In order to optimise their impact, sexual and reproductive health programmes aiming to increase uptake of modern contraceptives should consider the importance of being in education and social support for contraceptive use among adolescent women. Hence, the need to focus intervention efforts on more vulnerable unmarried-sexually active adolescent women particularly those with lower education/socioeconomic status and/or those who are already teenage mothers.
We would like to thank all study participants for their participation and the A360 baseline study team for their dedicated work during data collection. We also thank Itad as the lead organisation responsible for the overall A360 evaluation. Avenir Health as a partner in the overall A360 evaluation. PSI Headquarters and PSI Tanzania for their support with site selection and engagement in conversation regarding the design.
Contributors MKN, CJA, SHK, CB and AMD were involved in conception and study design. CB provided statistical expertise. MKN and CJA were involved in drafting of the manuscript. SHK, CB and AMD were involved in critical revision of the manuscript for important intellectual content. All the authors were involved in final approval of the manuscript and decision to submit the manuscript for publication.

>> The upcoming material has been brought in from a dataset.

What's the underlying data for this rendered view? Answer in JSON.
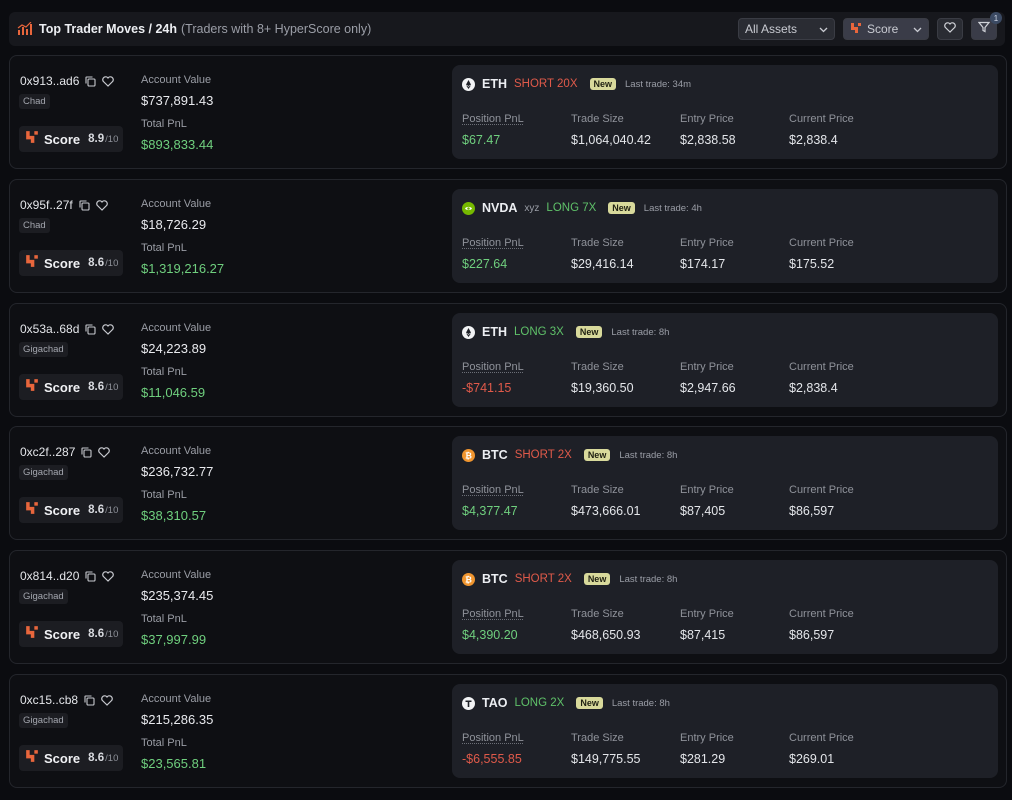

Funding The Bill & Melinda Gates Foundation and the Children’s Investment Fund Foundation. The funding bodies had no role in the design of the study and collection, analysis and interpretation of data and in writing the manuscript.
Competing interests None declared.
Patient consent for publication Not required.
Ethics approval The study was approved by the Tanzania National Health Research Ethics review sub-committee of the National Institute for Medical Research (Ref: NIMR/HQ/R8a/Vol.IX/2549), and the research ethics committee of the London School of Hygiene & Tropical Medicine (LSHTM, Ref: 14145).
Provenance and peer review Not commissioned; externally peer reviewed.
Data availability statement Data are available upon reasonable request.